Perhaps one of London’s lesser known public square, Golden Square lies just east of Regent Street and north of Piccadilly Circus in Soho.
The historic square was most likely laid out according to plans by Sir Christopher Wren from the 1670s onwards, rapidly becoming the political and ambassadorial district of the late 17th and early 18th centuries.
Golden Square is particularly busy at lunchtimes, with workers and shoppers settling down for a bite to eat or just taking in the calmness of this pleasant small park – see a 360 degree view of the square here.
Even better for me is the proximity of the fabulous Footes Drum Store, a veritable Mecca for drummers offering a huge selection of drums and percussive instruments – although it’s not a place to visit with a hangover!
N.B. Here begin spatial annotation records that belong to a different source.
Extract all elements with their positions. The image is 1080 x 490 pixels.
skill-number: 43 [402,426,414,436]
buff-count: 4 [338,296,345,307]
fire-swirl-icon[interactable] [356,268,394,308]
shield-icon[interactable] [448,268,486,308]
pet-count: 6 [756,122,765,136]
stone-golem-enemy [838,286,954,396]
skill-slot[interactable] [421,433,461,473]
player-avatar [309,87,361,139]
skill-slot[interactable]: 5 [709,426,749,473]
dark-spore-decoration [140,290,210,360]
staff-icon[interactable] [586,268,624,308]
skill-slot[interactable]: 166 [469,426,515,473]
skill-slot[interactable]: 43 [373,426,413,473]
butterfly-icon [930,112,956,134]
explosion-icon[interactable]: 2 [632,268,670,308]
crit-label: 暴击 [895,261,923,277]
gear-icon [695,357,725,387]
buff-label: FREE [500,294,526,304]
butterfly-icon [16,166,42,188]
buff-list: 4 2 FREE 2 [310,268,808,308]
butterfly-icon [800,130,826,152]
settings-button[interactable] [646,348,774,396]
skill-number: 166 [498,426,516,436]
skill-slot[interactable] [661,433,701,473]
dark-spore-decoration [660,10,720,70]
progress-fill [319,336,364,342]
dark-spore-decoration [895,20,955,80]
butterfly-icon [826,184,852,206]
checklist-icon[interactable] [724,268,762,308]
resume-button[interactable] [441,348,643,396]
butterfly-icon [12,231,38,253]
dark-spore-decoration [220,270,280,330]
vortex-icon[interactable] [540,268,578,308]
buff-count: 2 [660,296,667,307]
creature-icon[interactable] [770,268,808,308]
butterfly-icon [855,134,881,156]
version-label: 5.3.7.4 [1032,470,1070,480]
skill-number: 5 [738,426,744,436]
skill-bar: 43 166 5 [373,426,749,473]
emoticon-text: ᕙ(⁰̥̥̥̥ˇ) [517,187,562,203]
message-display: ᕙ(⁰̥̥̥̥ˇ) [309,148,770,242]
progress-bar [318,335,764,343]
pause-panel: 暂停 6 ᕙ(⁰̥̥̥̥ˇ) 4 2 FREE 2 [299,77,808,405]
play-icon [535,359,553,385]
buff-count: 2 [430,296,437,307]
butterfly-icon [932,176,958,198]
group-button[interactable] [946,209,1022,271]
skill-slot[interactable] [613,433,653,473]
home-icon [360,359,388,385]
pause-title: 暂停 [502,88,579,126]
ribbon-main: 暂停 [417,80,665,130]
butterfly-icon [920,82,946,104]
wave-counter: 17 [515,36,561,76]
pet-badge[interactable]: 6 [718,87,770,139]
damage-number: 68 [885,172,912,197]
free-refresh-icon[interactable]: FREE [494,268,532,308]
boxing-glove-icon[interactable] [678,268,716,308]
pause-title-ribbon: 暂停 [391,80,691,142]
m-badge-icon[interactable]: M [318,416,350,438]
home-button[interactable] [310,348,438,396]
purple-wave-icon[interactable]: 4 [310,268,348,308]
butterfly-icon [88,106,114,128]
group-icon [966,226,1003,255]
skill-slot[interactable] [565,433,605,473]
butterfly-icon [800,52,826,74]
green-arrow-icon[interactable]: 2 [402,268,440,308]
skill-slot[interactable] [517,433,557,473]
Golden Square features in Charles Dickens’ ‘The Life and Adventures of Nicholas Nickleby’, and the author vividly describes the scene:
Although a few members of the graver professions live about Golden Square, it is not exactly in anybody’s way to or from anywhere. It is one of the squares that have been; a quarter of the town that has gone down in the world, and taken to letting lodgings. Many of its first and second floors are let, furnished, to single gentlemen; and it takes boarders besides. It is a great resort of foreigners.
The dark-complexioned men who wear large rings, and heavy watch-guards, and bushy whiskers, and who congregate under the Opera Colonnade, and about the box-office in the season, between four and five in the afternoon, when they give away the orders,–all live in Golden Square, or within a street of it.
Two or three violins and a wind instrument from the Opera band reside within its precincts. Its boarding-houses are musical, and the notes of pianos and harps float in the evening time round the head of the mournful statue, the guardian genius of a little wilderness of shrubs, in the centre of the square. On a summer’s night, windows are thrown open, and groups of swarthy moustached men are seen by the passer-by, lounging at the casements, and smoking fearfully.
Sounds of gruff voices practising vocal music invade the evening’s silence; and the fumes of choice tobacco scent the air. There, snuff and cigars, and German pipes and flutes, and violins and violoncellos, divide the supremacy between them. It is the region of song and smoke. Street bands are on their mettle in Golden Square; and itinerant glee- singers quaver involuntarily as they raise their voices within its boundaries.